When new conditions that appear to be genetic occur or when the inheritance
pattern is unknown, the only way to determine the potential inheritance is by
the open sharing of information. Dr. George A. Padgett, DVM. is a veterinary
pathologist at Michigan State University with special interest in canine
genetics and what role breed clubs play in the control of the genetic diseases
in their particular breed. He cites the need for open record keeping which will
report all evaluations (abnormal as well as normal) as being essential to health
improvement in a colony of dogs or a breed as a whole. Dr. Padgett was one of
the founders of the GDC (Genetic Disease Center) which is this kind of registry.

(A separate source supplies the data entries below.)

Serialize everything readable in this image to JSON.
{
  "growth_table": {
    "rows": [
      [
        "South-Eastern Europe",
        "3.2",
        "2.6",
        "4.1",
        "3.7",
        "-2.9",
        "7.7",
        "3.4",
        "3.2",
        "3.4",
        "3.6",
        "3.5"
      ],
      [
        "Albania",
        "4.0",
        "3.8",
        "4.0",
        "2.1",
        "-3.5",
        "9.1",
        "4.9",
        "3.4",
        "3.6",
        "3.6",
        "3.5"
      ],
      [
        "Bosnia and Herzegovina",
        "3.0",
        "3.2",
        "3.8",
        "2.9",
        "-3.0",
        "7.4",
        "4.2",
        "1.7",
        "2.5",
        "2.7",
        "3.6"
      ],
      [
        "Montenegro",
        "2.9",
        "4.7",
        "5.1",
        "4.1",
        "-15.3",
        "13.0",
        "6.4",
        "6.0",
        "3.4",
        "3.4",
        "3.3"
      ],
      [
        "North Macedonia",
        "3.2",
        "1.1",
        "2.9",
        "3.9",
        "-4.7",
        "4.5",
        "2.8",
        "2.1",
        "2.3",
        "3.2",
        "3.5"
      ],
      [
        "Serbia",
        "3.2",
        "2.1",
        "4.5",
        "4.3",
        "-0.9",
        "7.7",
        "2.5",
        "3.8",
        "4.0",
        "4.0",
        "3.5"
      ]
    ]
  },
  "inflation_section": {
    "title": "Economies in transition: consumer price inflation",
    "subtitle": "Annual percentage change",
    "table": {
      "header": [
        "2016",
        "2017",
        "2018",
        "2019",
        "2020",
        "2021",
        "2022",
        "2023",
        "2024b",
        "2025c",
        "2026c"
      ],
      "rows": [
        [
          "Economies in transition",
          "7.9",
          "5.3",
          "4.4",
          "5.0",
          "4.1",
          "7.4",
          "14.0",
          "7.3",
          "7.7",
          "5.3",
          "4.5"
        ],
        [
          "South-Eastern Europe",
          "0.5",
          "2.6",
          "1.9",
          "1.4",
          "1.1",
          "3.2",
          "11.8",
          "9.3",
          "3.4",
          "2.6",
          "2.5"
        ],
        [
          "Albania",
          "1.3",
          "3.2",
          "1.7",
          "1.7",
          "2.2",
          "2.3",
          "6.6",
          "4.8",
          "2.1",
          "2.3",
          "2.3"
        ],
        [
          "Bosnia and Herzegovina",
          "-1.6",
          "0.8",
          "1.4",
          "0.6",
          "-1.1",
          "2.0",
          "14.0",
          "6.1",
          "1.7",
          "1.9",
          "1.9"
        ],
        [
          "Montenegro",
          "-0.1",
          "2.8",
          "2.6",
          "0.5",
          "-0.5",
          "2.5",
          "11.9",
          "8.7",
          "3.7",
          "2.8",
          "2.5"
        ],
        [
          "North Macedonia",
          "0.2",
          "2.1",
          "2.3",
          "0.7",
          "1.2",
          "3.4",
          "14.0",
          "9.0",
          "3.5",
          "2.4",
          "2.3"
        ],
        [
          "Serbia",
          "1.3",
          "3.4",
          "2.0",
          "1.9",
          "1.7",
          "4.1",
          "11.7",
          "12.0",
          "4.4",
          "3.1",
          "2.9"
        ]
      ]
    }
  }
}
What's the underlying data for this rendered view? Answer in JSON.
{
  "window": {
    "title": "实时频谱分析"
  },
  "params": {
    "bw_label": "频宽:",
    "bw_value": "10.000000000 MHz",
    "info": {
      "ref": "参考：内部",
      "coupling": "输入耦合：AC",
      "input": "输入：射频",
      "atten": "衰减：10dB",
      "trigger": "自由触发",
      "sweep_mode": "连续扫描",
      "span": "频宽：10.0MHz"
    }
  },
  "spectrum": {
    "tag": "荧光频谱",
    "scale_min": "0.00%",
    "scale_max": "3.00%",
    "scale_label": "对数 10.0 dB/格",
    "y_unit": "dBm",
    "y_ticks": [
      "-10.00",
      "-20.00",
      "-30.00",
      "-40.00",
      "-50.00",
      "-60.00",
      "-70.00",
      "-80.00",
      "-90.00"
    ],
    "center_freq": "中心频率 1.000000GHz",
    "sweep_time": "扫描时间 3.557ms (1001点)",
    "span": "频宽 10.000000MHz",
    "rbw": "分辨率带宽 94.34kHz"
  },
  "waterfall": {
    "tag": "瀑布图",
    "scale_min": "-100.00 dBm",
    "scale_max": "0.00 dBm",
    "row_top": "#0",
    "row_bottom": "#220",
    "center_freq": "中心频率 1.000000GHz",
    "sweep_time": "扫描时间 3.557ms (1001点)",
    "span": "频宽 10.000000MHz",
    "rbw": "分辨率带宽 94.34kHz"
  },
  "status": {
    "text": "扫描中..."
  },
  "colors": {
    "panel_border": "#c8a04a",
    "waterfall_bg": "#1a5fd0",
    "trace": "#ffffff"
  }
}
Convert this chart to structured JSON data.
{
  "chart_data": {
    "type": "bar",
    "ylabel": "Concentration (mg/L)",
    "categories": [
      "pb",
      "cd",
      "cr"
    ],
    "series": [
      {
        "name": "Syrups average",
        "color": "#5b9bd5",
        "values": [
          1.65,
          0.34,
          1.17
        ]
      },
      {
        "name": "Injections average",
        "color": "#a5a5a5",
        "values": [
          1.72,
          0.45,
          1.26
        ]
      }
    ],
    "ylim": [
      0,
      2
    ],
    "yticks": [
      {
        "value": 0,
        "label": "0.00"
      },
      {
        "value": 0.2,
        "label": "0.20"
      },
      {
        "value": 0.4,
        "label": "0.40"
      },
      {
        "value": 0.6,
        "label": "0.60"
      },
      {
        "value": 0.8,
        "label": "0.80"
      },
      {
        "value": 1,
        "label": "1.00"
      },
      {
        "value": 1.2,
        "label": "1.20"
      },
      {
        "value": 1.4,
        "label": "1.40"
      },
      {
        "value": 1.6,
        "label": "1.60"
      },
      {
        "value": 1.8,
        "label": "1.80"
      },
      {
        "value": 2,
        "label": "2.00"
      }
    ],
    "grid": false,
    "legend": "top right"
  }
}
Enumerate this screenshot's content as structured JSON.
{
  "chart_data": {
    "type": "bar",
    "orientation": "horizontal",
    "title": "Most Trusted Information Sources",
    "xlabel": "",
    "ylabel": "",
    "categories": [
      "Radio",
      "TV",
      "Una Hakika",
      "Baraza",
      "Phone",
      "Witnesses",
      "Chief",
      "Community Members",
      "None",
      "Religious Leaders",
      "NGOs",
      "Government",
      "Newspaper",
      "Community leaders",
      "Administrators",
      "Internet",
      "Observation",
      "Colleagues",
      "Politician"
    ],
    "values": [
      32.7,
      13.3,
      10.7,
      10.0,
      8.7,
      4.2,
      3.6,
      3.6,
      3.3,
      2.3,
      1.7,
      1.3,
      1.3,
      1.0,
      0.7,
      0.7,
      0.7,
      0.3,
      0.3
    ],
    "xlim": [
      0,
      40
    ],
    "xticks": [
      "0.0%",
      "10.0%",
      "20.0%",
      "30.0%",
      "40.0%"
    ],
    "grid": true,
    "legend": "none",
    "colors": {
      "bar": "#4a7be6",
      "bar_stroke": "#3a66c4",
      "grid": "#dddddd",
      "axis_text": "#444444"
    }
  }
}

Dr. Padgett states: "We need to quit whispering about defects, and gossiping
about defects, and instead set up a sound program that allows the standard
selection procedures to go on so that we breed good dogs and avoid major
defects." Dr. Padgett also states in his book Control of Canine Genetic
Diseases: "If we want to make any impact in controlling genetic disease in dogs,
we must agree that an ethical approach is based on fairness, openness and
honesty. While traditions are important to us and should remain important, they
should be changed if they conflict with the exercise of our ethics as dog
Although Dr. Padgett's hope for complete and open sharing of
information is a tall order and perhaps somewhat idealistic, the primary point
must not be lost-you must identify the problems before you can attempt to fix
the problems. A first step for a breed to attempt to learn where problems lie is
through health surveys. If it will help reporting, measures can be taken to be
certain that these are completely anonymous. The Briard Club of America will
send out a health survey in April 2000 to try to identify all of the potentially
genetic diseases affecting Briards. This survey will be received and compiled by
a third party group. No one owning a Briard will know the result of any
individual survey (except their own, of course.) Hopefully, with this survey, if
certain problems are found to be widespread, then perhaps a climate of openness
and understanding can allow for sharing of information. In this way pedigrees
can be analyzed and strides can be made to determine inheritance patterns,
develop new tests (genetic of phenotypic) and hopefully decrease the occurrence
of the diseases in the Briard. To meet these lofty goals those who own, breed,
and love Briards can rise to the challenge.